Aims Water use efficiency (WUE) is a crucial parameter reflecting the coupling of carbon and water cycles in terrestrial ecosystems. Qingzang Plateau (QP) is the ecological barrier of China and its accommodated ecosystem is extremely sensitive to global change. Revealing the ecosystem WUE pattern and the driving forces is critical for improving our understanding on the process and mechanism of carbon and water cycles in the alpine ecosystem of the QP, which are the basis for vegetation conservation and restoration.

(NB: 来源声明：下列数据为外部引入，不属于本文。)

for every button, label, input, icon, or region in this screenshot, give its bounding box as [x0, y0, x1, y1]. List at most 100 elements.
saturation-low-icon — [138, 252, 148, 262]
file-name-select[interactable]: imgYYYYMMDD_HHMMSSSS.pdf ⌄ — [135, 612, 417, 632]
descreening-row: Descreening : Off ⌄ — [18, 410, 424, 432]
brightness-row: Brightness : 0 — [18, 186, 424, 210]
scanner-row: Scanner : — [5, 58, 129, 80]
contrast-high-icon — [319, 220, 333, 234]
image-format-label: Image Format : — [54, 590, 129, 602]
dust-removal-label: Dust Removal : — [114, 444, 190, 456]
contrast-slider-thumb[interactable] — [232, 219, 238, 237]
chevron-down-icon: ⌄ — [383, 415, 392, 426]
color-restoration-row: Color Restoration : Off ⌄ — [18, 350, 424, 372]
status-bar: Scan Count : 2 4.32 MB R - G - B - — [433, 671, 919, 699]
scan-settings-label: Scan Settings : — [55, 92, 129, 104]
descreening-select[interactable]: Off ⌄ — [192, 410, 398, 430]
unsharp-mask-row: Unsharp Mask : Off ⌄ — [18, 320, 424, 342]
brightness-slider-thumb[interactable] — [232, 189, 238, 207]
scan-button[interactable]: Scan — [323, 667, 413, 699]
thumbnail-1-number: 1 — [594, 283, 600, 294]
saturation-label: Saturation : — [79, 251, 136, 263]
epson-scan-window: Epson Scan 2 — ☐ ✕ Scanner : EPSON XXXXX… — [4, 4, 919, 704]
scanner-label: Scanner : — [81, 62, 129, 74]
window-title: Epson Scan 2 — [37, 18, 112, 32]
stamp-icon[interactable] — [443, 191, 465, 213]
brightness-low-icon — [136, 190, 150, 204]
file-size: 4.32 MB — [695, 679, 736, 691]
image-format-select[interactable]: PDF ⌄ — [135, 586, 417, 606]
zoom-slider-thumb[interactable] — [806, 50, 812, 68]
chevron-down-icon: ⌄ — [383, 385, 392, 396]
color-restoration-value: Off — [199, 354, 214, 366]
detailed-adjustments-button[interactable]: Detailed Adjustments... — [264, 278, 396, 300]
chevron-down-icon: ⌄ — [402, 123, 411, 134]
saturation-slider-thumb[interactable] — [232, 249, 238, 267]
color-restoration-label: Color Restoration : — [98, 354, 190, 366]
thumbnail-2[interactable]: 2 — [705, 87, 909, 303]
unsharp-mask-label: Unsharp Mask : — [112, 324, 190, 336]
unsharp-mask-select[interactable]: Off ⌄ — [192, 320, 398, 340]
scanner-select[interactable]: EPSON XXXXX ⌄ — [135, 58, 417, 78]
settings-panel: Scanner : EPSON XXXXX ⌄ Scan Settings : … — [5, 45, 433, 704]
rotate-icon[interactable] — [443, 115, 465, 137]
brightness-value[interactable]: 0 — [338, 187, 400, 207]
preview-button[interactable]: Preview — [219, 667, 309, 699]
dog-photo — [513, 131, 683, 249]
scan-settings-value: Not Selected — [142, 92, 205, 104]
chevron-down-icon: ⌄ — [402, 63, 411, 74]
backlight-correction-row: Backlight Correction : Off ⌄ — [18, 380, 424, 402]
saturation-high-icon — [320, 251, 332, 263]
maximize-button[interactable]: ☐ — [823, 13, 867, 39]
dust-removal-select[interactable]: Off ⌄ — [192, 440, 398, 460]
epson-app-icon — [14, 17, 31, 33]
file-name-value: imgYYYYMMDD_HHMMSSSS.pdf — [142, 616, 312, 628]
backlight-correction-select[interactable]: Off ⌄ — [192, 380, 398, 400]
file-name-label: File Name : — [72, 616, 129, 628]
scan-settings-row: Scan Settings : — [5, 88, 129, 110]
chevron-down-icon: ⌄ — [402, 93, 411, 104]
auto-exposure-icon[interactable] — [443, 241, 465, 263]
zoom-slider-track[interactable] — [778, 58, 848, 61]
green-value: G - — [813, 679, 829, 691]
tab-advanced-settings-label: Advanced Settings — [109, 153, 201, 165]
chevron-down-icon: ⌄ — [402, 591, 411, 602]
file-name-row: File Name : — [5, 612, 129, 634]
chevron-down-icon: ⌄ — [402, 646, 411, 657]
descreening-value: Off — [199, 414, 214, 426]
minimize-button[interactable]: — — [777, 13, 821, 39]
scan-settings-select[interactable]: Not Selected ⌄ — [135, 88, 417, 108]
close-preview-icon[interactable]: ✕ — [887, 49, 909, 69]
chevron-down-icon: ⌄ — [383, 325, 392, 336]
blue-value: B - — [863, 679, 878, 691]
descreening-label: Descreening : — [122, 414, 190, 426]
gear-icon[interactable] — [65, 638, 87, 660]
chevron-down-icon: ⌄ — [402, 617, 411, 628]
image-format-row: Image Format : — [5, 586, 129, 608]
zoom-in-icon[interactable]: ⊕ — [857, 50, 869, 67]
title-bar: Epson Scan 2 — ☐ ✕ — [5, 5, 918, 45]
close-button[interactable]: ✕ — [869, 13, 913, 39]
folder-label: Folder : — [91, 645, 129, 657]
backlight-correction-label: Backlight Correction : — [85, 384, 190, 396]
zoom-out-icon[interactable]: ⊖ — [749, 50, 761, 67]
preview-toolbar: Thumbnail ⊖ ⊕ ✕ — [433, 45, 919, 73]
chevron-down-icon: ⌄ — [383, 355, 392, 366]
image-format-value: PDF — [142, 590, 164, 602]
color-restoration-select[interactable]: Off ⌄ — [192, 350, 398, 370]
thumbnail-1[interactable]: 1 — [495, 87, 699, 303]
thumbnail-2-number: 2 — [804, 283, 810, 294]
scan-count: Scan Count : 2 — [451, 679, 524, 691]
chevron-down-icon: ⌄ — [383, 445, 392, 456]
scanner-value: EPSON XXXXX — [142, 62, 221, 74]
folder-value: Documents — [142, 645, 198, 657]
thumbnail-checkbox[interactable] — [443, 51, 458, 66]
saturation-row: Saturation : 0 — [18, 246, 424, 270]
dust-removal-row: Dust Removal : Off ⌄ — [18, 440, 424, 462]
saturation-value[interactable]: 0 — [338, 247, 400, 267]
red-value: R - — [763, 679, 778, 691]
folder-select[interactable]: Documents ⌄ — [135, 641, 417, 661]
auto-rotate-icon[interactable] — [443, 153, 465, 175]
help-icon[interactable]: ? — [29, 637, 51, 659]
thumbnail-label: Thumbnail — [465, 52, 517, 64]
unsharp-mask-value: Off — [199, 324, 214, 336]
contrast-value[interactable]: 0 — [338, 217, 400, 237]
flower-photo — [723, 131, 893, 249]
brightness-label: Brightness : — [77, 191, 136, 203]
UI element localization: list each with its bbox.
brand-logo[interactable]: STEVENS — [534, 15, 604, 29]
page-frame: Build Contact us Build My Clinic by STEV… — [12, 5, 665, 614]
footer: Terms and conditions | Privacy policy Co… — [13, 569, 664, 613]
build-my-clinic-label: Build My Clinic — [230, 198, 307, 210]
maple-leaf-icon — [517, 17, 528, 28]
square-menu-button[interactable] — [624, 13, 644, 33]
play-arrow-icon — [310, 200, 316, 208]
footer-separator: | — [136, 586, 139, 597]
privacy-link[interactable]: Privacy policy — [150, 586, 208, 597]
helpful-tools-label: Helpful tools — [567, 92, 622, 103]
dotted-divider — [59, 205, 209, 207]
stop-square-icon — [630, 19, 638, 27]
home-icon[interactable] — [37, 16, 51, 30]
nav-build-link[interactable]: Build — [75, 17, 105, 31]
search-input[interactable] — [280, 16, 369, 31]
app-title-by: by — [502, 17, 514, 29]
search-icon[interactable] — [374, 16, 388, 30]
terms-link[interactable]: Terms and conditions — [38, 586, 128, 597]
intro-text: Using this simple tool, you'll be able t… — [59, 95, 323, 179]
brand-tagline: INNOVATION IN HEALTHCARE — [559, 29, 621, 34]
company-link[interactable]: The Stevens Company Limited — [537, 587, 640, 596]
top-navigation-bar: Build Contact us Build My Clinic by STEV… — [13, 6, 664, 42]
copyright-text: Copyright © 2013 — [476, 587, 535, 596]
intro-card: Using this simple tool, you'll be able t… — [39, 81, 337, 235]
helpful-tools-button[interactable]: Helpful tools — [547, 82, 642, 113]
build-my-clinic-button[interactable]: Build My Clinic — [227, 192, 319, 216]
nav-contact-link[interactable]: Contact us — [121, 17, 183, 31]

Methods Using the Global Land Surface Satellite (GLASS) data, meteorological data and vegetation type data, the spatio-temporal changes of WUE and their responses to temperature, precipitation, solar radiation, vapor pressure deficit (VPD), CO₂ concentration and leaf area index (LAI) during 1982-2018 over the QP were analyzed in this study. The trend magnitude and the influencing factors on WUE were further compared among vegetation types.

Important findings (1) The WUE decreases gradually from southeast to northwest on the QP, with an overall annual mean value of 1.64 g C·kg^-1. Evident differences in WUE are observed among vegetation types, with the highest value in forest and the lowest value in alpine desert. In addition, the WUE in alpine meadow is higher than that in alpine steppe. (2) The QP is prevailed by an increasing trend in WUE. Significantly increasing trends are observed in all vegetation types except for forest and cultural vegetation. Meanwhile, the variation of WUE is dominated by ecosystem gross primary productivity over 77.84% of the study area. (3) The WUE variation is mainly regulated by LAI and CO₂ concentration on the QP, and these two factors both cause positive effects on WUE. Increasing VPD inhibits WUE in alpine steppe, alpine vegetation, cultural vegetation and alpine desert.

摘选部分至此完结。